NCPA - National Center for Policy Analysis

Dodd-Frank Mandates Usher in Uncertainty for 2015's Proxy Season

May 4, 2015

April 15 is not only tax day in the United States but also the start of corporate America's "proxy season," when most large publicly traded companies hold annual meetings and shareholders vote on propositions introduced on proxy ballots. Among the items voted on are shareholder resolutions, which can be introduced, with some regulatory constraints, by stockholders of publicly traded companies who have held shares valued at $2,000 or more for at least one year.
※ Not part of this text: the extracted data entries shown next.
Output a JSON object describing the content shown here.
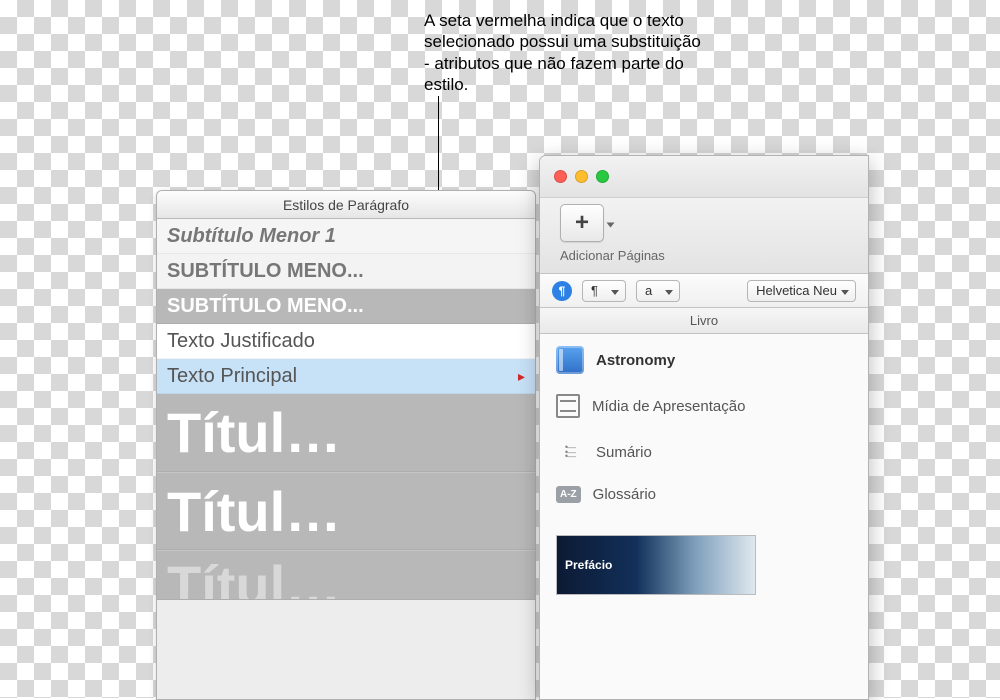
{
  "callout": {
    "text": "A seta vermelha indica que o texto selecionado possui uma substituição - atributos que não fazem parte do estilo."
  },
  "styles_panel": {
    "title": "Estilos de Parágrafo",
    "items": {
      "s0": "Subtítulo Menor 1",
      "s1": "SUBTÍTULO MENO...",
      "s2": "SUBTÍTULO MENO...",
      "s3": "Texto Justificado",
      "s4": "Texto Principal",
      "s5": "Títul…",
      "s6": "Títul…",
      "s7": "Títul…"
    }
  },
  "main_window": {
    "add_pages_label": "Adicionar Páginas",
    "pilcrow": "¶",
    "combo_pilcrow": "¶",
    "combo_a": "a",
    "font_name": "Helvetica Neu",
    "section_label": "Livro",
    "menu": {
      "book": "Astronomy",
      "media": "Mídia de Apresentação",
      "toc": "Sumário",
      "glossary": "Glossário"
    },
    "thumb_label": "Prefácio"
  }
}
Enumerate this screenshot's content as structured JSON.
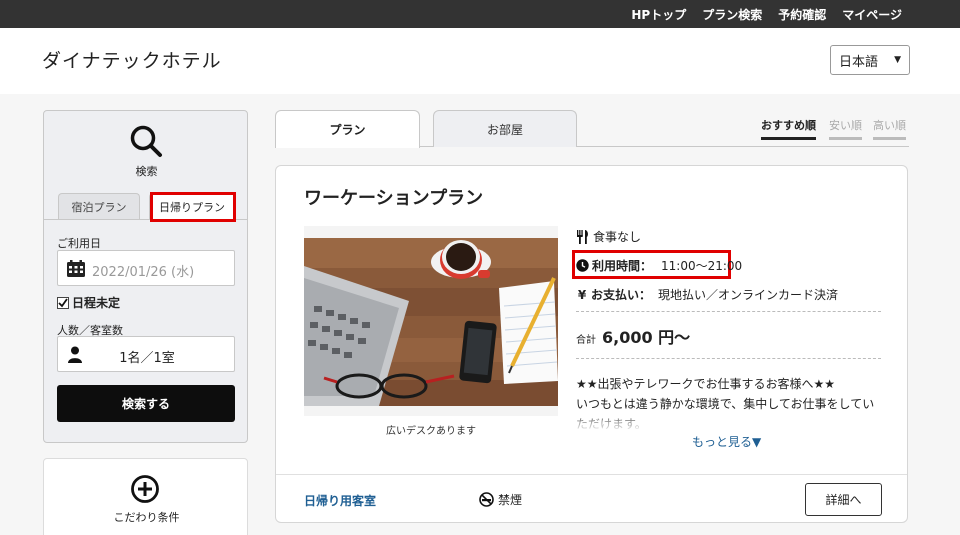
{
  "topnav": {
    "items": [
      "HPトップ",
      "プラン検索",
      "予約確認",
      "マイページ"
    ]
  },
  "header": {
    "hotel_name": "ダイナテックホテル",
    "language": "日本語"
  },
  "search": {
    "title": "検索",
    "tabs": [
      "宿泊プラン",
      "日帰りプラン"
    ],
    "date_label": "ご利用日",
    "date_value": "2022/01/26 (水)",
    "undecided_label": "日程未定",
    "undecided_checked": true,
    "guests_label": "人数／客室数",
    "guests_value": "1名／1室",
    "button": "検索する"
  },
  "conditions": {
    "label": "こだわり条件"
  },
  "main_tabs": [
    "プラン",
    "お部屋"
  ],
  "sort": [
    "おすすめ順",
    "安い順",
    "高い順"
  ],
  "plan": {
    "title": "ワーケーションプラン",
    "photo_caption": "広いデスクあります",
    "meal": "食事なし",
    "time_label": "利用時間：",
    "time_value": "11:00～21:00",
    "payment_label": "お支払い：",
    "payment_value": "現地払い／オンラインカード決済",
    "price_label": "合計",
    "price_value": "6,000 円～",
    "description_1": "★★出張やテレワークでお仕事するお客様へ★★",
    "description_2": "いつもとは違う静かな環境で、集中してお仕事をしていただけます。",
    "more": "もっと見る▼",
    "room_link": "日帰り用客室",
    "nosmoke": "禁煙",
    "detail_button": "詳細へ"
  },
  "colors": {
    "topbar": "#333333",
    "highlight": "#e00000",
    "link": "#1f5f93",
    "button": "#0d0d0d"
  }
}
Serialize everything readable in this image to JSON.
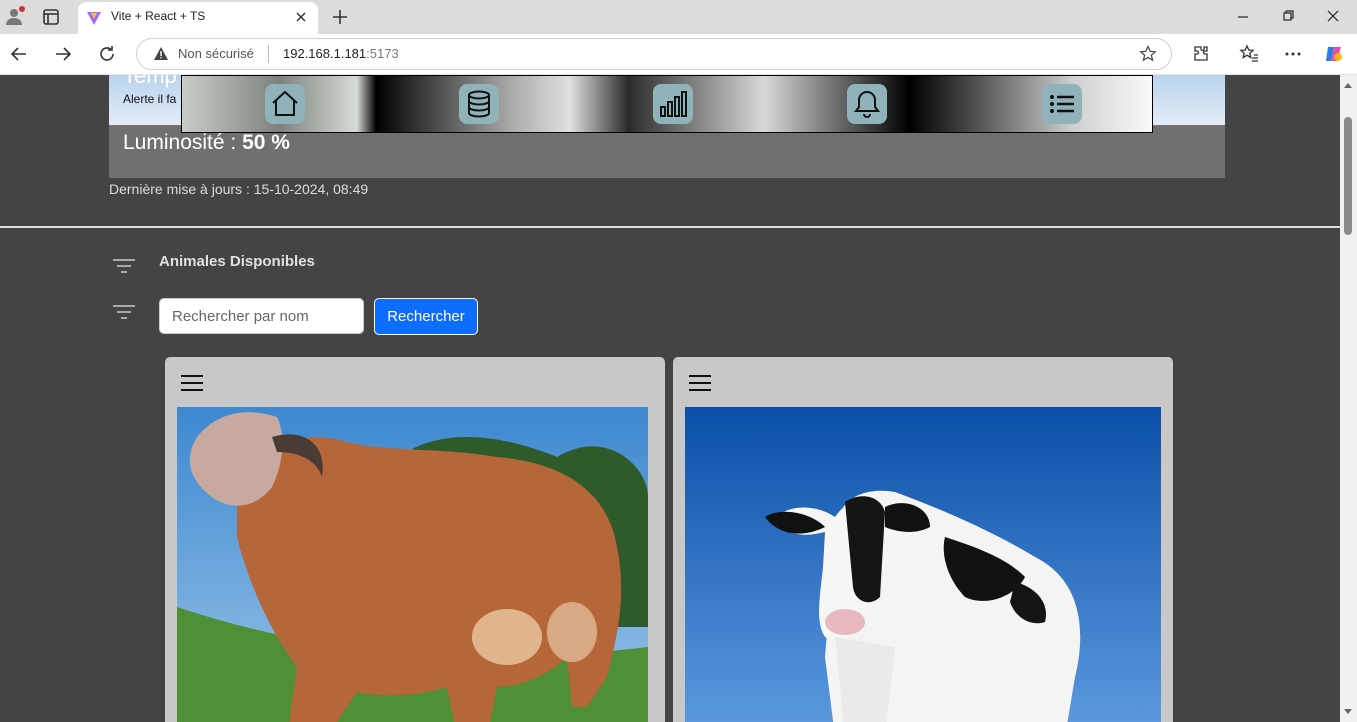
{
  "browser": {
    "tab_title": "Vite + React + TS",
    "security_label": "Non sécurisé",
    "url_host": "192.168.1.181",
    "url_port": ":5173"
  },
  "header": {
    "title_fragment": "Temp",
    "alert_fragment": "Alerte il fa"
  },
  "navbar": {
    "items": [
      "home-icon",
      "database-icon",
      "chart-icon",
      "bell-icon",
      "list-icon"
    ],
    "button_color": "#8fb3b8"
  },
  "luminosity": {
    "label": "Luminosité : ",
    "value": "50 %"
  },
  "last_update": "Dernière mise à jours : 15-10-2024, 08:49",
  "section": {
    "title": "Animales Disponibles",
    "search_placeholder": "Rechercher par nom",
    "search_button": "Rechercher"
  },
  "cards": [
    {
      "image": "brown-zebu-cow",
      "menu_icon": "hamburger-icon"
    },
    {
      "image": "holstein-cow",
      "menu_icon": "hamburger-icon"
    }
  ],
  "colors": {
    "page_bg": "#444444",
    "accent": "#0d6efd",
    "card_bg": "#c8c8c8"
  }
}
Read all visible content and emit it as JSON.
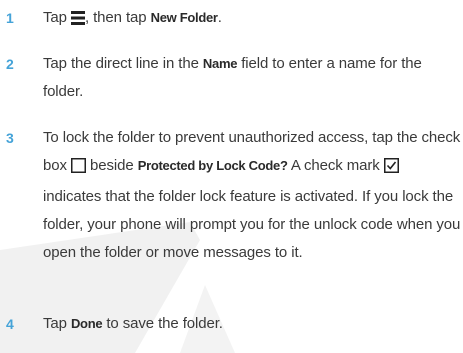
{
  "steps": [
    {
      "number": "1",
      "pre": "Tap",
      "icon": "menu-icon",
      "mid": ", then tap",
      "ui_label": "New Folder",
      "post": "."
    },
    {
      "number": "2",
      "pre": "Tap the direct line in the",
      "ui_label": "Name",
      "post": "field to enter a name for the folder."
    },
    {
      "number": "3",
      "pre": "To lock the folder to prevent unauthorized access, tap the check box",
      "checkbox_icon": "empty-checkbox-icon",
      "mid": "beside",
      "ui_label": "Protected by Lock Code?",
      "mid2": "A check mark",
      "checkmark_icon": "checked-checkbox-icon",
      "post": "indicates that the folder lock feature is activated. If you lock the folder, your phone will prompt you for the unlock code when you open the folder or move messages to it."
    },
    {
      "number": "4",
      "pre": "Tap",
      "ui_label": "Done",
      "post": "to save the folder."
    }
  ],
  "colors": {
    "step_number": "#45a3d8",
    "body_text": "#3a3a3a",
    "watermark": "#f1f1f1"
  }
}
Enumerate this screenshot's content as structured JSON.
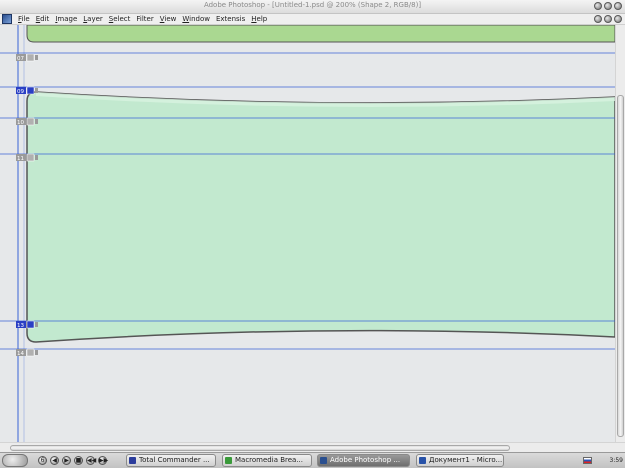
{
  "window": {
    "title": "Adobe Photoshop - [Untitled-1.psd @ 200% (Shape 2, RGB/8)]"
  },
  "menu": [
    {
      "key": "F",
      "rest": "ile"
    },
    {
      "key": "E",
      "rest": "dit"
    },
    {
      "key": "I",
      "rest": "mage"
    },
    {
      "key": "L",
      "rest": "ayer"
    },
    {
      "key": "S",
      "rest": "elect"
    },
    {
      "key": "",
      "rest": "Filter"
    },
    {
      "key": "V",
      "rest": "iew"
    },
    {
      "key": "W",
      "rest": "indow"
    },
    {
      "key": "",
      "rest": "Extensis"
    },
    {
      "key": "H",
      "rest": "elp"
    }
  ],
  "slices": [
    {
      "id": "07",
      "active": false
    },
    {
      "id": "09",
      "active": true
    },
    {
      "id": "10",
      "active": false
    },
    {
      "id": "11",
      "active": false
    },
    {
      "id": "13",
      "active": true
    },
    {
      "id": "14",
      "active": false
    }
  ],
  "colors": {
    "guide": "#3a63d6",
    "shape_fill": "#c2e9cf",
    "top_shape_fill": "#aad891",
    "outline": "#555555"
  },
  "taskbar": {
    "quick_launch": [
      "6",
      "◀",
      "▶",
      "■",
      "◀◀",
      "▶▶"
    ],
    "tasks": [
      {
        "label": "Total Commander ...",
        "active": false,
        "icon_color": "#2c3d9c"
      },
      {
        "label": "Macromedia Brea...",
        "active": false,
        "icon_color": "#3a9a3a"
      },
      {
        "label": "Adobe Photoshop ...",
        "active": true,
        "icon_color": "#2a4f8f"
      },
      {
        "label": "Документ1 - Micro...",
        "active": false,
        "icon_color": "#2852a8"
      }
    ],
    "clock": "3:59"
  }
}
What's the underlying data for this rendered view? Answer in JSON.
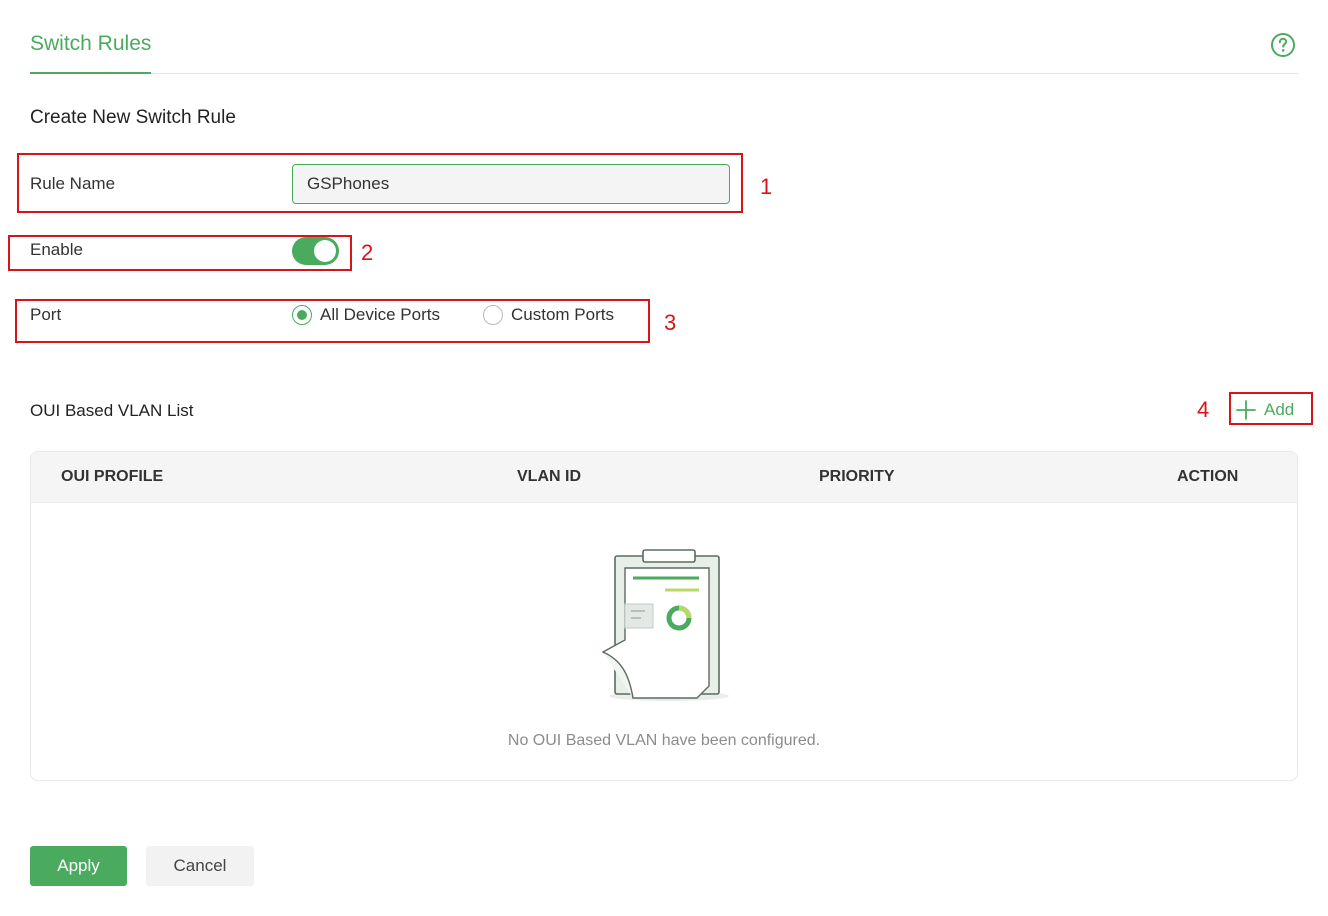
{
  "header": {
    "tab_label": "Switch Rules",
    "help_icon": "question-circle-icon",
    "accent_color": "#4aab5e"
  },
  "form": {
    "section_title": "Create New Switch Rule",
    "rule_name_label": "Rule Name",
    "rule_name_value": "GSPhones",
    "enable_label": "Enable",
    "enable_on": true,
    "port_label": "Port",
    "port_options": [
      {
        "label": "All Device Ports",
        "selected": true
      },
      {
        "label": "Custom Ports",
        "selected": false
      }
    ]
  },
  "vlan_list": {
    "title": "OUI Based VLAN List",
    "add_label": "Add",
    "columns": [
      "OUI PROFILE",
      "VLAN ID",
      "PRIORITY",
      "ACTION"
    ],
    "rows": [],
    "empty_message": "No OUI Based VLAN have been configured.",
    "empty_icon": "clipboard-chart-icon"
  },
  "annotations": {
    "color": "#d7141a",
    "labels": [
      "1",
      "2",
      "3",
      "4"
    ]
  },
  "actions": {
    "apply_label": "Apply",
    "cancel_label": "Cancel"
  }
}
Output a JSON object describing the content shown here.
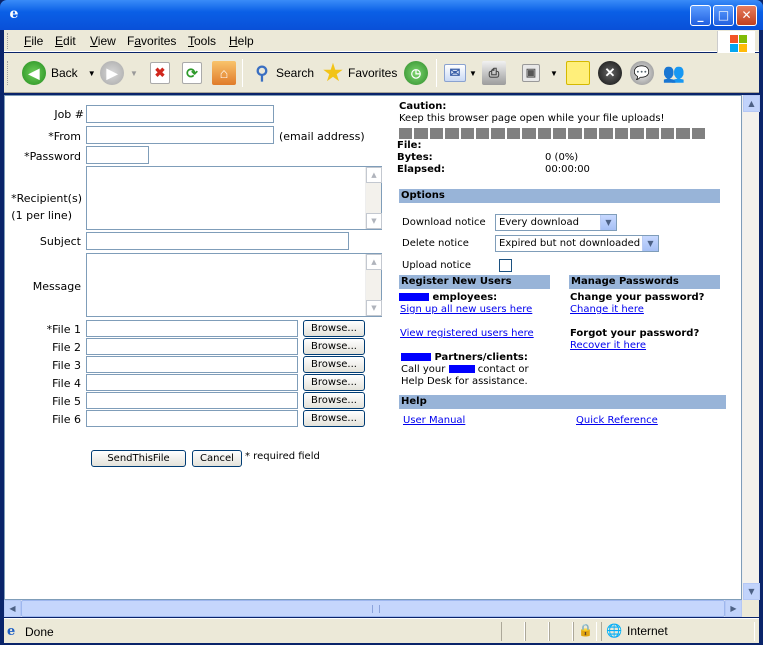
{
  "menu": [
    "File",
    "Edit",
    "View",
    "Favorites",
    "Tools",
    "Help"
  ],
  "menu_accel": [
    "F",
    "E",
    "V",
    "a",
    "T",
    "H"
  ],
  "toolbar": {
    "back": "Back",
    "search": "Search",
    "favorites": "Favorites"
  },
  "form": {
    "job_label": "Job #",
    "from_label": "*From",
    "from_hint": "(email address)",
    "password_label": "*Password",
    "recipients_label": "*Recipient(s)",
    "recipients_hint": "(1 per line)",
    "subject_label": "Subject",
    "message_label": "Message",
    "files": [
      {
        "label": "*File 1",
        "button": "Browse..."
      },
      {
        "label": "File 2",
        "button": "Browse..."
      },
      {
        "label": "File 3",
        "button": "Browse..."
      },
      {
        "label": "File 4",
        "button": "Browse..."
      },
      {
        "label": "File 5",
        "button": "Browse..."
      },
      {
        "label": "File 6",
        "button": "Browse..."
      }
    ],
    "send_button": "SendThisFile",
    "cancel_button": "Cancel",
    "required_note": "* required field"
  },
  "upload": {
    "caution_title": "Caution:",
    "caution_text": "Keep this browser page open while your file uploads!",
    "progress_fraction": 0,
    "file_label": "File:",
    "bytes_label": "Bytes:",
    "bytes_value": "0 (0%)",
    "elapsed_label": "Elapsed:",
    "elapsed_value": "00:00:00"
  },
  "options": {
    "header": "Options",
    "download_label": "Download notice",
    "download_value": "Every download",
    "delete_label": "Delete notice",
    "delete_value": "Expired but not downloaded",
    "upload_label": "Upload notice"
  },
  "register": {
    "header": "Register New Users",
    "employees": "employees:",
    "signup_link": "Sign up all new users here",
    "view_link": "View registered users here",
    "partners": "Partners/clients:",
    "call_prefix": "Call your",
    "call_suffix": "contact or",
    "help_desk": "Help Desk for assistance."
  },
  "passwords": {
    "header": "Manage Passwords",
    "change_q": "Change your password?",
    "change_link": "Change it here",
    "forgot_q": "Forgot your password?",
    "recover_link": "Recover it here"
  },
  "help": {
    "header": "Help",
    "manual_link": "User Manual",
    "quickref_link": "Quick Reference"
  },
  "status": {
    "text": "Done",
    "zone": "Internet"
  },
  "colors": {
    "section_header": "#98B4D8",
    "link": "#0000EE",
    "redaction": "#0000FF",
    "titlebar": "#0A5FE6"
  }
}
The 2015 proxy season begins with significant uncertainty due to a series of recent regulatory and legal decisions:

  • Under new rules, proxy advisers execute votes for client institutional investors are subject to federal proxy rules; proxy advisors must disclose business relationships that they have with a company upon which they are offering voting advice; and investment advisers are bound by fiduciary duties of care and loyalty but have some flexibility in determining how to vote their shares.
  • Litigation continues to generate uncertainty about proxy rules, with companies and shareholders alike filing suit to challenge the Securities and Exchange Commission's (SEC) decisions.
  • Concurrently, the SEC's Division of Corporate Finance declared that it would not permit publicly traded companies to exclude shareholder resolutions on proxy ballots, on that basis, for the 2015 season. As such, shareholders in 2015 will, in some instances, be voting on competing proposals by shareholders and management, on the same topics.

In 2010, Congress enacted the Dodd-Frank law, which mandated that companies hold annual, biennial or triennial shareholder advisory votes on executive compensation—an outcome certain shareholder activists had long sought through shareholder proposals.

Since 2010, the number of shareholder proposals related to executive compensation has declined because this issue no longer shows up as a shareholder proposal—being obviated by the Dodd-Frank rule—and because activists focused on executive-compensation issues may focus their energies on convincing companies and other shareholders through the advisory votes, rather than by introducing shareholder proposals.